Когда же принесли груши и абрикосы, живо умяли и их.

По ходу интенсивно прихлебывали багряное кизиловое вино, а едва пустело в кубках, подливали заново.

И мысленно оценил Молчан, отчасти уже «захорошев», что отменно оно крепостью, однако уступает вкусом хмельному вареному меду из сыты.

Не впечатлили его пирог со шпинатом, маслины, овощное рагу и поджаренные каштаны. А не возникло нареканий в желудочно-кишечном тракте относительно супа и яблок.

Вельми одобрил Молчан жаркое и колбасу. Что до абрикосов, кусочков дыни и груш, истекавших соком, то ощутил гастрономический оргазм!

Уже на старте ознакомительной беседы выяснилось: оба гостя самым удивительным образом сведущи в речи, родной для хозяина стола и его толмача. Фома же, зело косоглазый, а возрастом, похоже, сверстник Путяты, и вовсе глаголет почти без запинки.

И поразило Молчана таковое!

Ведь прибыв в сей град, узнал на месте, что оный, по убеждению здешних жителей, суть пуп всех земель на свете. И просвещен был купцами из соплеменников, что погрязшие в самодовольстве и бахвальстве ромеи полагают дикими и недостойными все иные народы.

А посему, из неимоверной гордыни своей, презирают и иноземные языки, из принципа не желая напрягаться их изучением.

Сии же явно напряглись, представляя исключение из ромейских обычаев. А отчего бы? Что подвигло их?

Впрочем, зародившиеся сомнения живо погасили сами подвижники, открывшись, что оба бывали в Киевском княжестве. Там, мол, и навострились!

Фома провел в Киеве аж три лета вкупе с зимами, состоя писцом в ромейской миссии при княжеском дворе.

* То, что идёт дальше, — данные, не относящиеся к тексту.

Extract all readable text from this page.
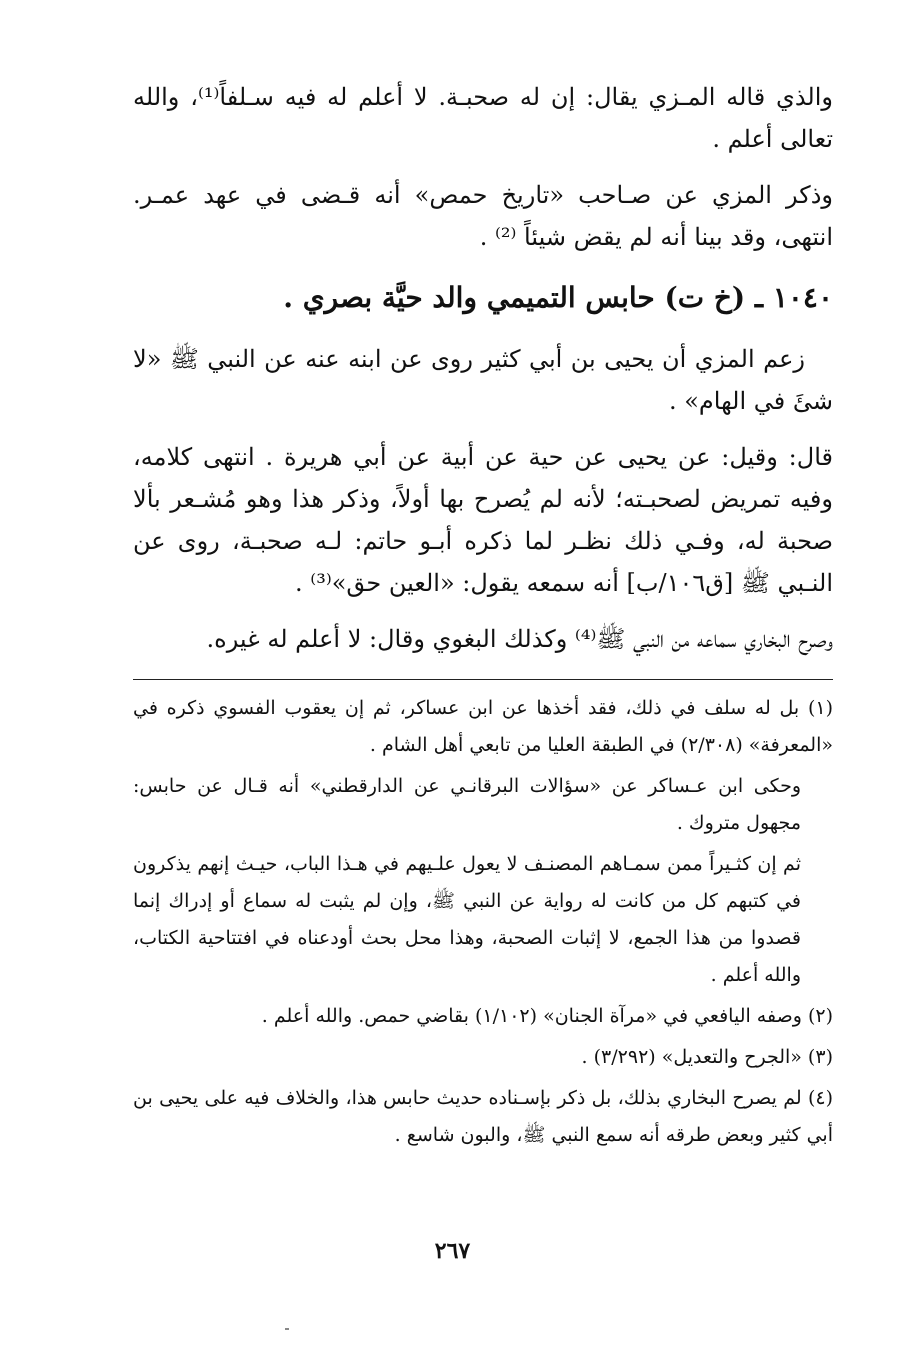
والذي قاله المـزي يقال: إن له صحبـة. لا أعلم له فيه سـلفاً⁽¹⁾، والله تعالى أعلم .

وذكر المزي عن صـاحب «تاريخ حمص» أنه قـضى في عهد عمـر. انتهى، وقد بينا أنه لم يقض شيئاً ⁽²⁾ .

١٠٤٠ ـ (خ ت) حابس التميمي والد حيَّة بصري .

زعم المزي أن يحيى بن أبي كثير روى عن ابنه عنه عن النبي ﷺ «لا شئَ في الهام» .

قال: وقيل: عن يحيى عن حية عن أبية عن أبي هريرة . انتهى كلامه، وفيه تمريض لصحبـته؛ لأنه لم يُصرح بها أولاً، وذكر هذا وهو مُشـعر بألا صحبة له، وفـي ذلك نظـر لما ذكره أبـو حاتم: لـه صحبـة، روى عن النـبي ﷺ [ق١٠٦/ب] أنه سمعه يقول: «العين حق»⁽³⁾ .

وصرح البخاري سماعه من النبي ﷺ⁽⁴⁾ وكذلك البغوي وقال: لا أعلم له غيره.

(١) بل له سلف في ذلك، فقد أخذها عن ابن عساكر، ثم إن يعقوب الفسوي ذكره في «المعرفة» (٢/٣٠٨) في الطبقة العليا من تابعي أهل الشام .

وحكى ابن عـساكر عن «سؤالات البرقانـي عن الدارقطني» أنه قـال عن حابس: مجهول متروك .

ثم إن كثـيراً ممن سمـاهم المصنـف لا يعول علـيهم في هـذا الباب، حيـث إنهم يذكرون في كتبهم كل من كانت له رواية عن النبي ﷺ، وإن لم يثبت له سماع أو إدراك إنما قصدوا من هذا الجمع، لا إثبات الصحبة، وهذا محل بحث أودعناه في افتتاحية الكتاب، والله أعلم .

(٢) وصفه اليافعي في «مرآة الجنان» (١/١٠٢) بقاضي حمص. والله أعلم .

(٣) «الجرح والتعديل» (٣/٢٩٢) .

(٤) لم يصرح البخاري بذلك، بل ذكر بإسـناده حديث حابس هذا، والخلاف فيه على يحيى بن أبي كثير وبعض طرقه أنه سمع النبي ﷺ، والبون شاسع .

٢٦٧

А Никетас, выглядевший старше Молчана годков на десять, по молодости добрался на торговом судне даже до Новгорода – в качестве подручного у богатого купца, торговавшего на внешних рынках ромейскими шелковыми тканям, славившимися по всему миру, и ювелирными изделиями, тоже знаменитыми мастерством исполнения.

Чем боле употреблялось кизилового, тем резвее разливались ромеи в честь хозяина стола, всячески льстя ему слаженным дуэтом. А Басалай – подпевала, вступал по завершении очередного куплета оды особой пышности, изобильной гиперболами непомерной шири и сказочной выси.

Дошло до того, что даже молчанову браду воспели, будто бы, с их слов, совершенно неотразимую для местных див, обожавших-де сие мужское от них отличие, превыше прочих, сокрытых допрежь обнажения!

Поглядывая и вслушиваясь со стороны, резонно было бы заподозрить, что три ушлых ловкача шустро разводят убогого разумом лоха.

Однако Молчан, являя в пиршестве сем некое простодушие, присущее и мудрым, когда впервые оказываются те в столичном граде, выкатив очи на масштабы его и уровень сервиса, лохом отнюдь не являлся, что давно определил и его толмач, предупредив приглашенных участников трапезы.

У себя же на родине наш славный вятич сам провел бы кого угодно, возникни таковое желание!

И посему два результативных осведомителя местного сыска, совмещавших свои канцелярские и торговые труды с доносительством за разовые гонорары, равно и примкнувший к ним мигрант Басалай, тоже нештатник, разводили его, аки умного, играя на низменных природных инстинктах. А редко встретишь мужей в расцвете лет, неуязвимых для зова плоти!

И не торопились сии хитрецы разом опустошить иноземную мошну, ибо не разведали еще, есть ли у Молчана протекция среди самых именитых купцов из вятичей, имевших солидные знакомства и в Большом императорском дворце. Ведь не хотелось им лишнего шума!